Sometimes, she decides, he must cry at night. He must punch his wall and collapse on his bed and scream and sob and curse the world because he screwed up and he was an ass and he lost her, he lost her and he must regret that.

Anything else would be ridiculous. What they had was so good—warm, comfortable. She would know, after all: she’s the Goldilocks of relationships. She’d been searching around for her just right for so long, and then he came along and it was all so easy. They held hands or they didn’t; they liked the same movies; they refused to listen to the same obnoxious, synthesized music. She ate the chocolate on the outside of ice cream bars so he could get to the cold vanilla treat inside.

So he can’t possibly be happy right now. No, his life is ruined. Like hers.

(Then why did he take her aside after school and not hold her hand and not look her in the eye and mumble so quietly that, um, he’s sorry, but he thinks, um, that they should spend some time apart, um, hope that’s okay?)

(She pushes that memory out of her mind.)

She’s sure.

***

When the wind howls outside and the rain is coming down in sheets of bullets and he swears God must have a hangover because the weather just seems pissed—that’s when he misses her.

He misses her then because of one day, the best they ever spent together, where they were listening to a new CD that she didn’t like at his house and the weather was just like this, so bad that she wouldn’t leave. They spent the whole afternoon together, Jack and Jill, rolling down hills for fun and climbing beanstalks for treasure. Building a fort and [not] baking a cake and getting distracted in his room. She was the most beautiful girl he’d ever seen, then.

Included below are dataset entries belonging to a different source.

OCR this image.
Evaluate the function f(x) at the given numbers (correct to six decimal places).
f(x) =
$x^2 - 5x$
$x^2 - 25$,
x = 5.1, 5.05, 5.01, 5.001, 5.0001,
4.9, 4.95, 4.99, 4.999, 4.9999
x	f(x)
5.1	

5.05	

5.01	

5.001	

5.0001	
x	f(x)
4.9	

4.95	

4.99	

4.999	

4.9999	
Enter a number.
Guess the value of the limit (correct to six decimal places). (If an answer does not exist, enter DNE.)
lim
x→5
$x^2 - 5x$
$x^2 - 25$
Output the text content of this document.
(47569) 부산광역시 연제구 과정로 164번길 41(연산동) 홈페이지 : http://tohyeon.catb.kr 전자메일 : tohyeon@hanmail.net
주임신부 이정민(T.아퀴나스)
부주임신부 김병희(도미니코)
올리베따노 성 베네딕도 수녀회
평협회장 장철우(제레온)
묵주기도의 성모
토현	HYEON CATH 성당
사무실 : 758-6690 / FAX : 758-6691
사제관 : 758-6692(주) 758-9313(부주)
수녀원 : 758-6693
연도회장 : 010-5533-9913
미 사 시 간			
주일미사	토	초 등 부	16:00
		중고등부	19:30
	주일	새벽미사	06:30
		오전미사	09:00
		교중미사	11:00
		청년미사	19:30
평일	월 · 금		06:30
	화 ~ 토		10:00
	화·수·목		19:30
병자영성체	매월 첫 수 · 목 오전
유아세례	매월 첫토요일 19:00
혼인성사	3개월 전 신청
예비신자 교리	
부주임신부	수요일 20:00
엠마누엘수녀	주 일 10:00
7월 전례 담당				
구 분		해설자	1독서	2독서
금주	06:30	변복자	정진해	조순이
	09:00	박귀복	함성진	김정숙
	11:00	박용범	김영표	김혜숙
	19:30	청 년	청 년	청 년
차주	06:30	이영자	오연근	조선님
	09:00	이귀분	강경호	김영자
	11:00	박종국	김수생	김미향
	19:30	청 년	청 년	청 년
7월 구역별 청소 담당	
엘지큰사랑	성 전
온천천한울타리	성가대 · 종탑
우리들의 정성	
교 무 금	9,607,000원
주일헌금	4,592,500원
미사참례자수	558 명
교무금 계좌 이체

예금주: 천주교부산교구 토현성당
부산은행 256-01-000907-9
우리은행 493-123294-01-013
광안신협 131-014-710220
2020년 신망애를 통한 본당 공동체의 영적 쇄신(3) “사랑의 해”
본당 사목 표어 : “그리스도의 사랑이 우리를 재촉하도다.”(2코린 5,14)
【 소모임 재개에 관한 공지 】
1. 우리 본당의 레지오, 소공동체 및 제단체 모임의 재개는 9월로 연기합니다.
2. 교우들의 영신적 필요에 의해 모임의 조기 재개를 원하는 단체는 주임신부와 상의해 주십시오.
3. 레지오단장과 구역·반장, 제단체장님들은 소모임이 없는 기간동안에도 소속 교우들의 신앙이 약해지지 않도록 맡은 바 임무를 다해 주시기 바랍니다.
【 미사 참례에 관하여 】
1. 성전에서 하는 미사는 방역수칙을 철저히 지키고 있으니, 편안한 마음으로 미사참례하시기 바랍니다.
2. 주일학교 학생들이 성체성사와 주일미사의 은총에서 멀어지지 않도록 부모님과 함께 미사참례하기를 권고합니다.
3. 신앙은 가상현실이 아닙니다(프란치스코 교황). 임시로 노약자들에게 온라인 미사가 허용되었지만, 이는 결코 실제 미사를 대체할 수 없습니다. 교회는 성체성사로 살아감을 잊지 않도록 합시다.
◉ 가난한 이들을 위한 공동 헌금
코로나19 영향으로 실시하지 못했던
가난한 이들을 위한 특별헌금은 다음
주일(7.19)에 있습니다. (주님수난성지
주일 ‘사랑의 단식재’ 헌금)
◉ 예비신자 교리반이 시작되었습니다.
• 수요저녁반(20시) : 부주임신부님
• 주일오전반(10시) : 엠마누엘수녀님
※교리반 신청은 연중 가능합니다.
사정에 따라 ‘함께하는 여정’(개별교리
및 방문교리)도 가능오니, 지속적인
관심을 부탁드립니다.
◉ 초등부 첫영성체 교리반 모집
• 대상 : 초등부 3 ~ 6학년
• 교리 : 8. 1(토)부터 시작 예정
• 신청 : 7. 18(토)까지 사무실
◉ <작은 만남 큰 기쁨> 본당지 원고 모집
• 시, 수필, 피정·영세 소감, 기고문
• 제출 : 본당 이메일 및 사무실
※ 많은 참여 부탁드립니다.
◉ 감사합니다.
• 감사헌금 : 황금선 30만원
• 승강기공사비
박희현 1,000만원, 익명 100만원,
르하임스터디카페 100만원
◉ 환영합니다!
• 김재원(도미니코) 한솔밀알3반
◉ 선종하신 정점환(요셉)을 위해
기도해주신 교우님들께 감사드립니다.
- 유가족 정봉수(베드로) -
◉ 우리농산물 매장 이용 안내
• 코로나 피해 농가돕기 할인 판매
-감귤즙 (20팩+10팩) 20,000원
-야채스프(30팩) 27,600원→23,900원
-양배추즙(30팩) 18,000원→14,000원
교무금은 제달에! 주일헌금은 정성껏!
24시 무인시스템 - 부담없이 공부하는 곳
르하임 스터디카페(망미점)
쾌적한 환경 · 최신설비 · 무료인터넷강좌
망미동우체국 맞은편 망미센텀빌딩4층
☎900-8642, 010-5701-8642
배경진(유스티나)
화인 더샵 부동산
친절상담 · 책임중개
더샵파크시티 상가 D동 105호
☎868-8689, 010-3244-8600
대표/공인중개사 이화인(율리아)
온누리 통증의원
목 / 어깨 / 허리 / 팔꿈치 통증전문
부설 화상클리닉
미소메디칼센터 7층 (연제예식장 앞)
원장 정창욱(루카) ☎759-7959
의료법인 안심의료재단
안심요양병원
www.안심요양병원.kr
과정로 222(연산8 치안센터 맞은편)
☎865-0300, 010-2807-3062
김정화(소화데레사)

It’s only on the rainy days, though, the angry ones, that he remembers the twinkle in her eyes and the freckle on her chin. When the kids are chasing each other outside and the sun is beaming down and the ice cream truck comes by with its familiar jingle, he grabs Mom’s wallet and takes his little brother down and they both get ice cream bars, and he can finally eat the whole thing.

But sometimes, unbidden, he remembers how he broke up with her. How he couldn’t look her in the eye—how he still can’t.

He regrets that. Just not much else.

***

Three years later, they’re in gowns with their diplomas and their friends say, “C’mon, get in the picture!”

They do, smiling at each other and then at the camera. They exchange a hug goodbye and throughout the rest of their lives, they see each other maybe three times altogether. Every time, they’re thrilled and vow to get together again sooner—so inevitably that meet-up happens fifteen years later, in the middle of coincidental grocery shopping, or not at all.

(Neither knows that they’ve become great story material for the other’s children. Maybe, though, that’s for the best.)


The author's comments:
I hope that this is a piece that readers can relate to, identify with.